Building A Single-Page Application With JavaScript and Rails

Posted by John Guest on April 17, 2020

A single page application is an web application that requires the browser to load just a single page. The web application or website interacts with the browser by dynamically rewriting the current page with data from the web server.

I am currently developing a single-page application that is a game of sorts for multiple people to play that picks the players most voted-for Yelp search result. It uses the Yelp “Fusion API” and gets Yelp results for the user, creates player names and asks the users to each vote one at a time for each result. Each result that was voted for by all players is then shown in a list of matches with information and links to the results Yelp pages.
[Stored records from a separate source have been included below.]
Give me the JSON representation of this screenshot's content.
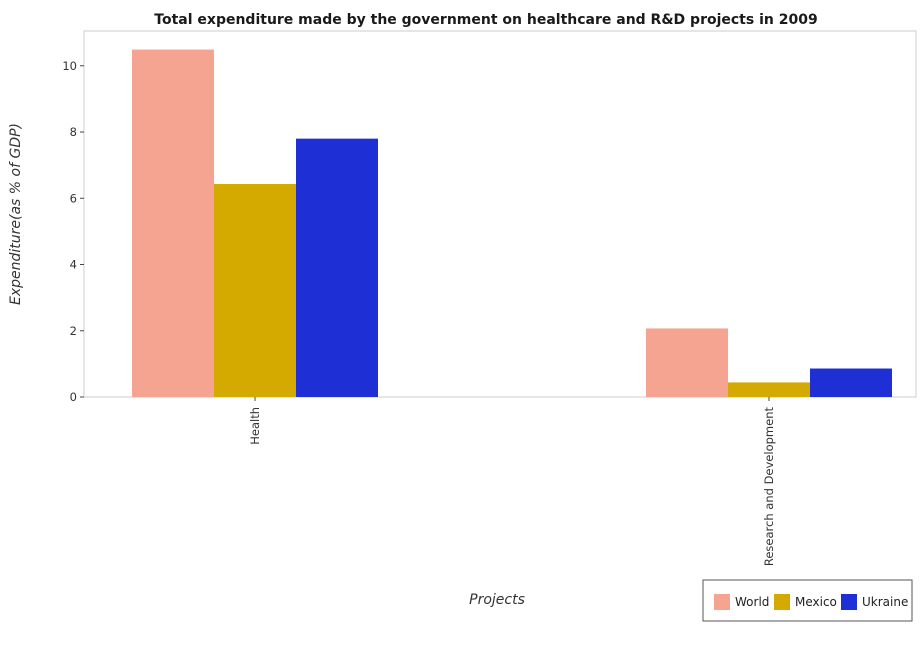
{
  "chart_data": {
    "type": "bar",
    "title": "Total expenditure made by the government on healthcare and R&D projects in 2009",
    "xlabel": "Projects",
    "ylabel": "Expenditure(as % of GDP)",
    "categories": [
      "Health",
      "Research and Development"
    ],
    "series": [
      {
        "name": "World",
        "color": "#f4a491",
        "values": [
          10.49,
          2.07
        ]
      },
      {
        "name": "Mexico",
        "color": "#d4aa00",
        "values": [
          6.43,
          0.44
        ]
      },
      {
        "name": "Ukraine",
        "color": "#1f2fd6",
        "values": [
          7.8,
          0.86
        ]
      }
    ],
    "yticks": [
      0,
      2,
      4,
      6,
      8,
      10
    ],
    "ylim": [
      0,
      11.05
    ],
    "grid": false,
    "legend_position": "bottom-right"
  }
}
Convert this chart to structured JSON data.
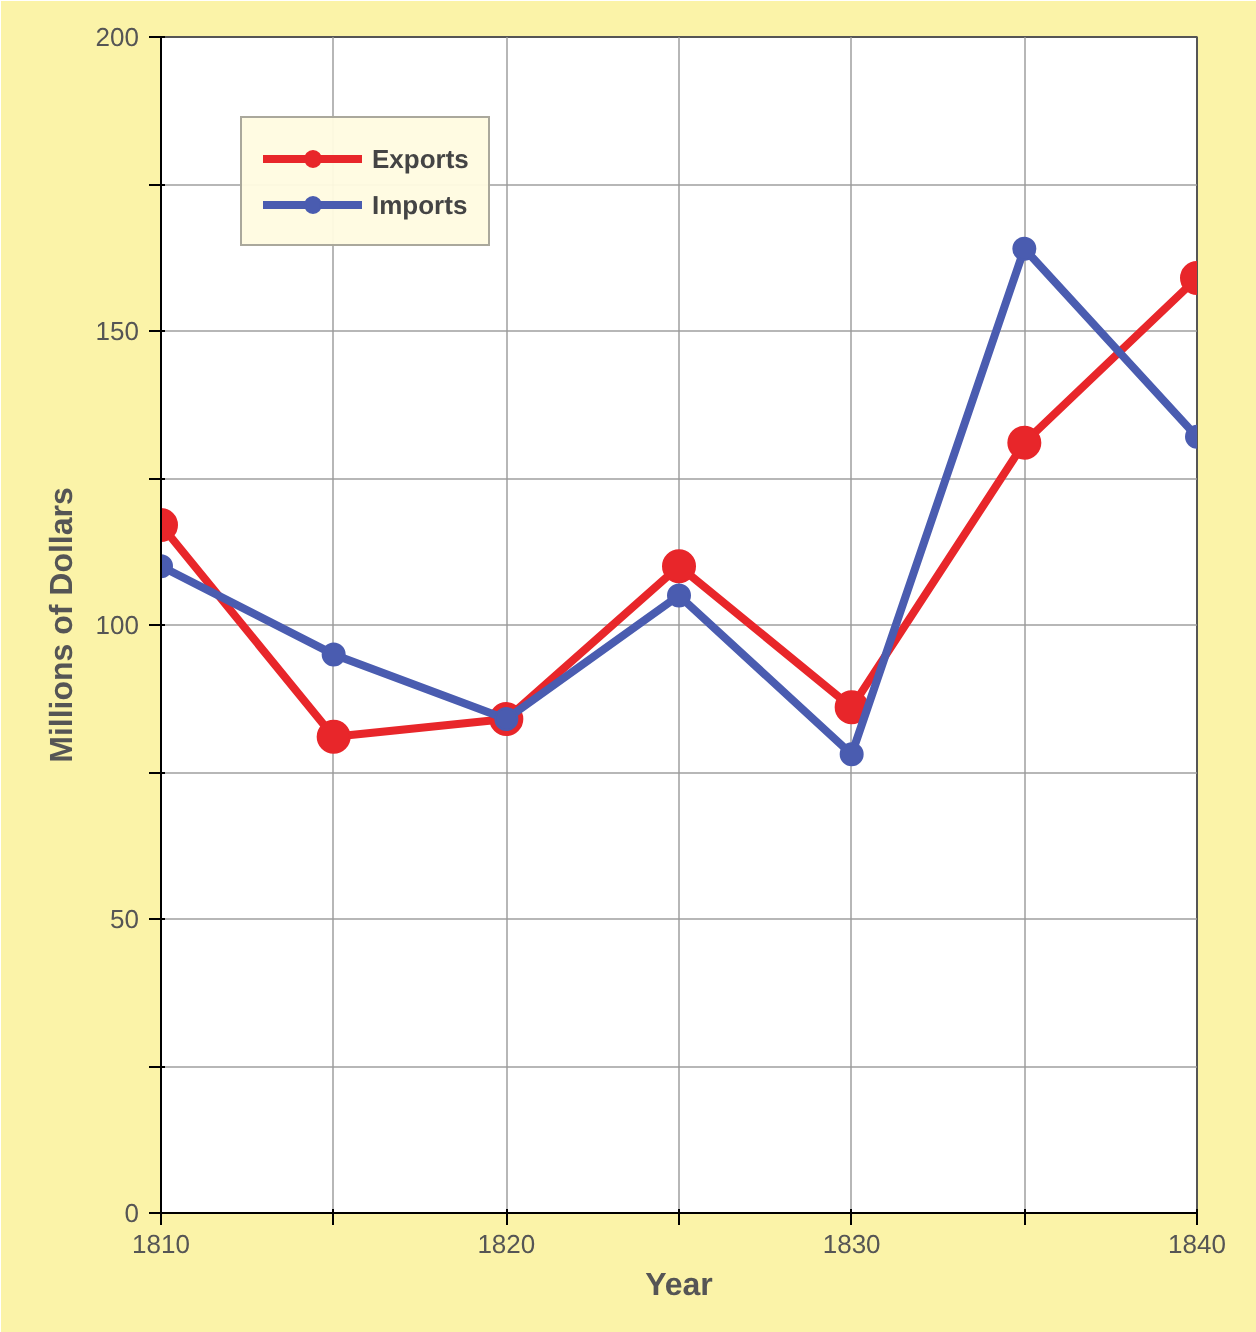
{
  "chart_data": {
    "type": "line",
    "xlabel": "Year",
    "ylabel": "Millions of Dollars",
    "x": [
      1810,
      1815,
      1820,
      1825,
      1830,
      1835,
      1840
    ],
    "series": [
      {
        "name": "Exports",
        "color": "#e8262a",
        "values": [
          117,
          81,
          84,
          110,
          86,
          131,
          159
        ]
      },
      {
        "name": "Imports",
        "color": "#4a5cb0",
        "values": [
          110,
          95,
          84,
          105,
          78,
          164,
          132
        ]
      }
    ],
    "xlim": [
      1810,
      1840
    ],
    "xticks": [
      1810,
      {
        "value": 1815,
        "label": null
      },
      1820,
      {
        "value": 1825,
        "label": null
      },
      1830,
      {
        "value": 1835,
        "label": null
      },
      1840
    ],
    "ylim": [
      0,
      200
    ],
    "yticks": [
      0,
      {
        "value": 25,
        "label": null
      },
      50,
      {
        "value": 75,
        "label": null
      },
      100,
      {
        "value": 125,
        "label": null
      },
      150,
      {
        "value": 175,
        "label": null
      },
      200
    ],
    "grid": true,
    "legend": "top left",
    "marker": "circle",
    "line_style": "solid"
  }
}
Throughout developing many apllications and projects I had not yet built anything that was as engaging or enjoayable to work on as a this most recent project using Rails back-end to generate an API that I used to service the front-end. I previously had experience with Rails but found the fininshed project lacking the dynamic and interactice nature that one craves in any final product. What I was lacking was the core of all interactive and dynamic web apps and that is JavaScript.

Ruby and JS together?

Early direction and planning of a project like this is essential. Because there are two parts working together it is important to decide which parts will perform which actions and responsibilities. An important step in this process is deciding which models will exist on the front and which wil exist on the back. I used an external API created by Yelp called “Fusion API”. I used this generate a game for mutliple users to take turns voting ‘like’ or ‘dislike’ for each result. Because the search results are only relevent to one game I create a JS class for the Yelp results. However, to save users and likes to a database, I use fetch() to add users and the Yelp Fusion id of each result that each player likes. The users and the id’s of the Yelp Fusion resutls they liked. This also allows the construction of each instance of the class to only add attributes that are relevent to our app.

Rails has the option to optimize your app to be used to generate an API. API is short for application programing interface. In the context of my application it contains JSON format objects that refer to models on the server-side. I used a JS function called fetch() that takes an argument of the url to request and a configuration object that defines the http verb and headers. Perfoming action on the recieved data is what allows us to update the DOM (document-object-model) without rendering a new page. The function fetch() is defined by MDN as such–

“The Fetch API provides a JavaScript interface for accessing and manipulating parts of the HTTP pipeline, such as requests and responses.”

“This method returns a Promise that you can use to retrieve the response of the request. The fetch method only has one mandatory argument, which is the URL of the resource you wish to fetch”

One of the challenges that faces any new-comer to Fetch is its ascynchonous nature. Here is an example from my code in which I had to work around with this.

function getAllLikes() {
    const allLikes = []
    USERARY.forEach( (user, i) => {
        fetch(`http://localhost:3000/users/likes?name=${x}`)
                .then(response => {
                    return response.json()
                    })
                .then(json => {
                    json['data']['attributes']['likes'].forEach( like => {
                        allLikes.push(like.yelp_id)
                    })
                    return i
                })
                .then(i => {
                    if (i === USERARY.length - 1) {renderMegamatch(allLikes)}
                })
                .catch(err => {
                    console.log(err)
                    }); 
    });
};

You can see in this example that I have a function getAllLikes() that itterates through an array of users and fetch calls to a url that corresponds to a controller in the backend in order to recieve each of those users likes. I am using .then() which takes a function as an argument and uses the return value of the function .then() was called on as the argument to the .then() inner function. I wanted to pass each like into an array called allLikes and then call another function renderMatch() with the array of likes as an argument. You can see that I placed the renderMatches() call inside of a .then() function that is inside the fetch() so that it only calls the function after the forEach() method has completed.

Due to the asynchronous nature of Fetch if the call to renderMatch() is outside of this fetch call it would call renderMatch() before completing itteration through the user array because fetch must wait for a response from the server so the JS reader skips over it and continues through the function.